Шрифт:
Интервал:
Закладка:
Ночь и весь следующий день она думала об этом удивительном сходстве. С тех пор как она уехала из Сараева и поселилась в Белграде, с ней все время происходили какие-то поразительные и странные вещи. К подобным невероятным событиям, связанным с переездом и переменой места, Барышня отнесла и эту волнующую встречу с двойником дядюшки Владо. Постепенно она стала думать о нем гораздо меньше, пока собственные дела и устройство в новом доме совсем не вытеснили его из памяти. Она больше бы о нем и не вспомнила, если бы Йованка не продолжала приходить к ней и в новый дом. Барышня, которая всегда тяготилась ненужными визитами, и на этот раз старалась пресечь их или свести к минимуму. Однако тот, на кого в горах обрушивается снежная лавина, имеет больше шансов на спасение, чем тот, на кого сваливается горячее расположение и покровительственный пыл Йованки. Случалось, что, занятая другими своими многочисленными обязательствами и знакомыми, она не появлялась недели по две, зато потом прибегала два раза на день.

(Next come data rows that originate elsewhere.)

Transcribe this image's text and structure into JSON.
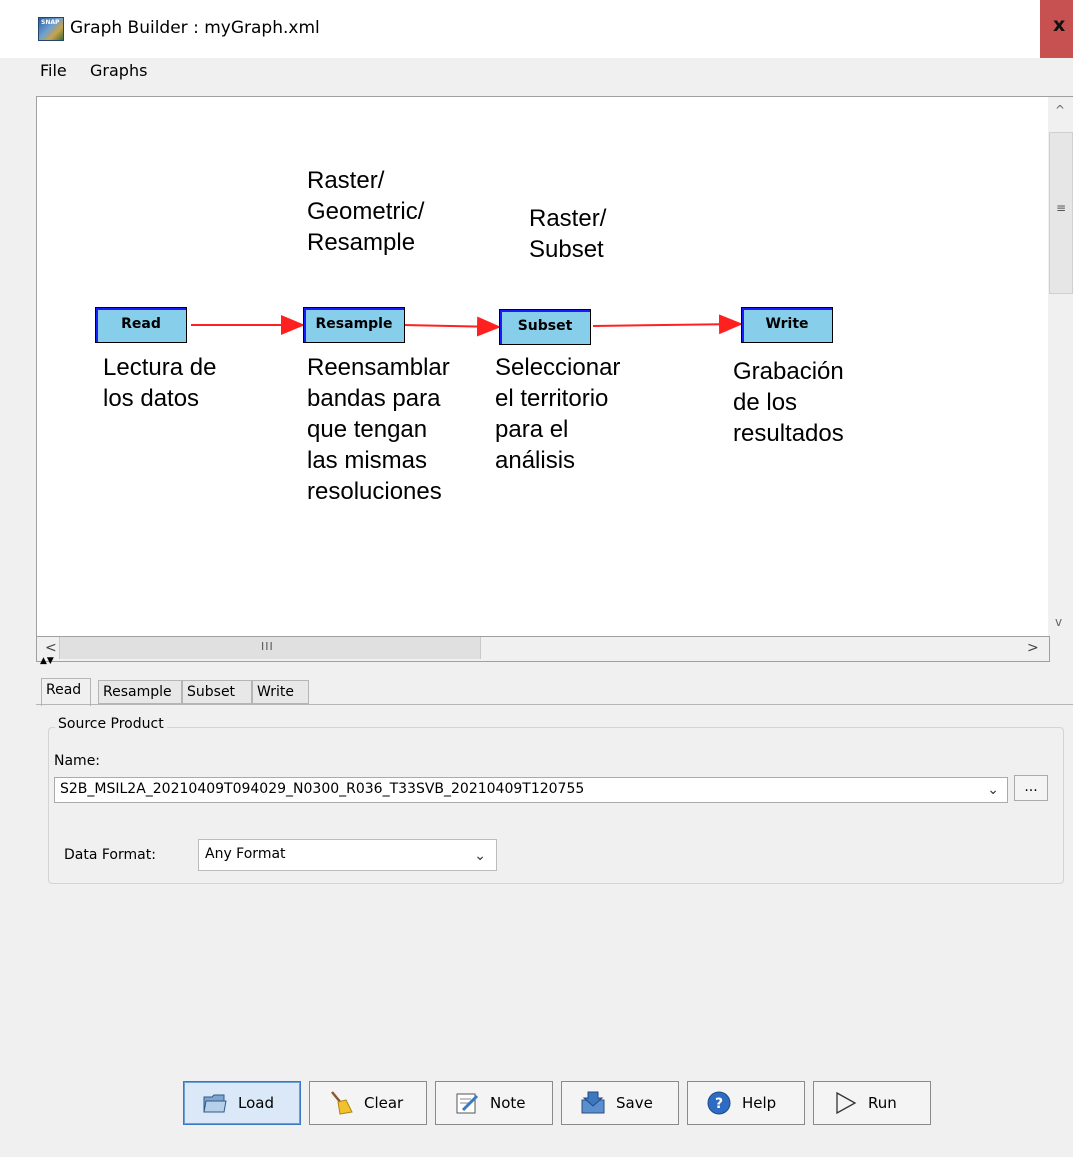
{
  "window": {
    "title": "Graph Builder : myGraph.xml",
    "app_icon_text": "SNAP",
    "close_label": "x"
  },
  "menu": {
    "file": "File",
    "graphs": "Graphs"
  },
  "graph": {
    "nodes": {
      "read": "Read",
      "resample": "Resample",
      "subset": "Subset",
      "write": "Write"
    },
    "annotations": {
      "resample_path": "Raster/\nGeometric/\nResample",
      "subset_path": "Raster/\nSubset",
      "read_desc": "Lectura de\nlos datos",
      "resample_desc": "Reensamblar\nbandas para\nque tengan\nlas mismas\nresoluciones",
      "subset_desc": "Seleccionar\nel territorio\npara el\nanálisis",
      "write_desc": "Grabación\nde los\nresultados"
    },
    "edge_color": "#ff2020",
    "node_color": "#87ceeb"
  },
  "scrollbars": {
    "up": "^",
    "down": "v",
    "grip_v": "≡",
    "left": "<",
    "right": ">",
    "grip_h": "III"
  },
  "tabs": [
    "Read",
    "Resample",
    "Subset",
    "Write"
  ],
  "active_tab": "Read",
  "source_product": {
    "group_title": "Source Product",
    "name_label": "Name:",
    "name_value": "S2B_MSIL2A_20210409T094029_N0300_R036_T33SVB_20210409T120755",
    "browse_label": "...",
    "format_label": "Data Format:",
    "format_value": "Any Format"
  },
  "buttons": {
    "load": "Load",
    "clear": "Clear",
    "note": "Note",
    "save": "Save",
    "help": "Help",
    "run": "Run"
  }
}
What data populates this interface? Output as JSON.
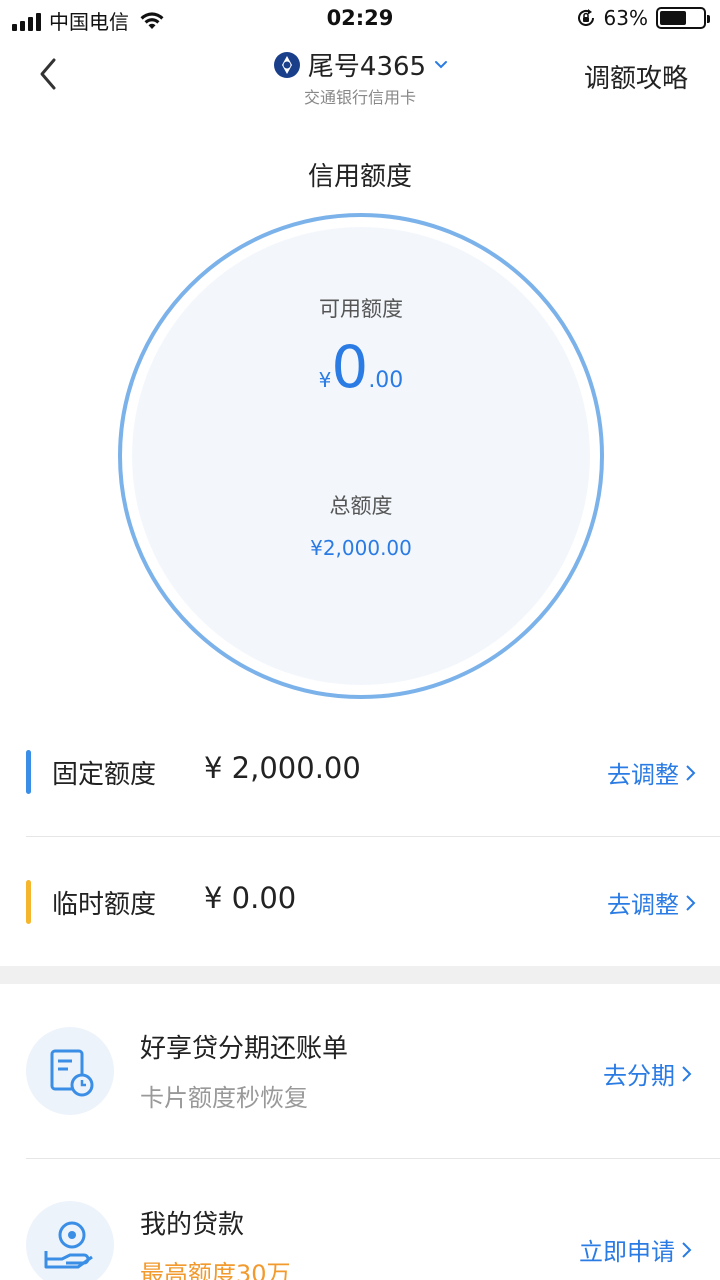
{
  "status_bar": {
    "carrier": "中国电信",
    "time": "02:29",
    "battery_percent": "63%",
    "battery_level": 0.63
  },
  "nav": {
    "title": "尾号4365",
    "subtitle": "交通银行信用卡",
    "right_link": "调额攻略"
  },
  "credit": {
    "section_title": "信用额度",
    "available_label": "可用额度",
    "available_currency": "¥",
    "available_integer": "0",
    "available_decimal": ".00",
    "total_label": "总额度",
    "total_amount": "¥2,000.00"
  },
  "limits": [
    {
      "label": "固定额度",
      "value": "¥ 2,000.00",
      "action": "去调整",
      "bar_color": "#3a8ee6"
    },
    {
      "label": "临时额度",
      "value": "¥ 0.00",
      "action": "去调整",
      "bar_color": "#f5b62e"
    }
  ],
  "promos": [
    {
      "title": "好享贷分期还账单",
      "subtitle": "卡片额度秒恢复",
      "action": "去分期",
      "icon": "bill-clock-icon"
    },
    {
      "title": "我的贷款",
      "subtitle": "最高额度30万",
      "action": "立即申请",
      "icon": "coin-hand-icon"
    }
  ],
  "colors": {
    "accent": "#2a7be3",
    "ring": "#7cb2ea",
    "orange": "#f29a2e"
  }
}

Приходила и рано утром, и поздно вечером, в любую пору дня, но непременно каждый раз в другую. Озябшая, промокшая, забрызганная грязью по уши, она врывалась в дом со своими бесценными рекомендациями и бесчисленными советами, с уймой восторженных или гневных рассказов о неизвестных мужчинах и женщинах, чьи судьбы она в тот момент тасовала и направляла. Убежать от этих сентиментальных и ожесточенных излияний было невозможно; все, что человек, вынужденный им внимать, в состоянии был делать, это слушать их вполуха и как можно скорей выбрасывать из головы. Но и это удавалось не каждому, потому что Йованка физически забирала собеседника в полон, с неустанным упорством возвращаясь к волнующей ее теме. Так и Барышне она в последнее время постоянно твердила о Ратковиче, о его честности и трудолюбии, о его стараниях добиться места в представительстве Форда, о трудностях, с которыми он при этом сталкивался, и о своем стремлении ему помочь.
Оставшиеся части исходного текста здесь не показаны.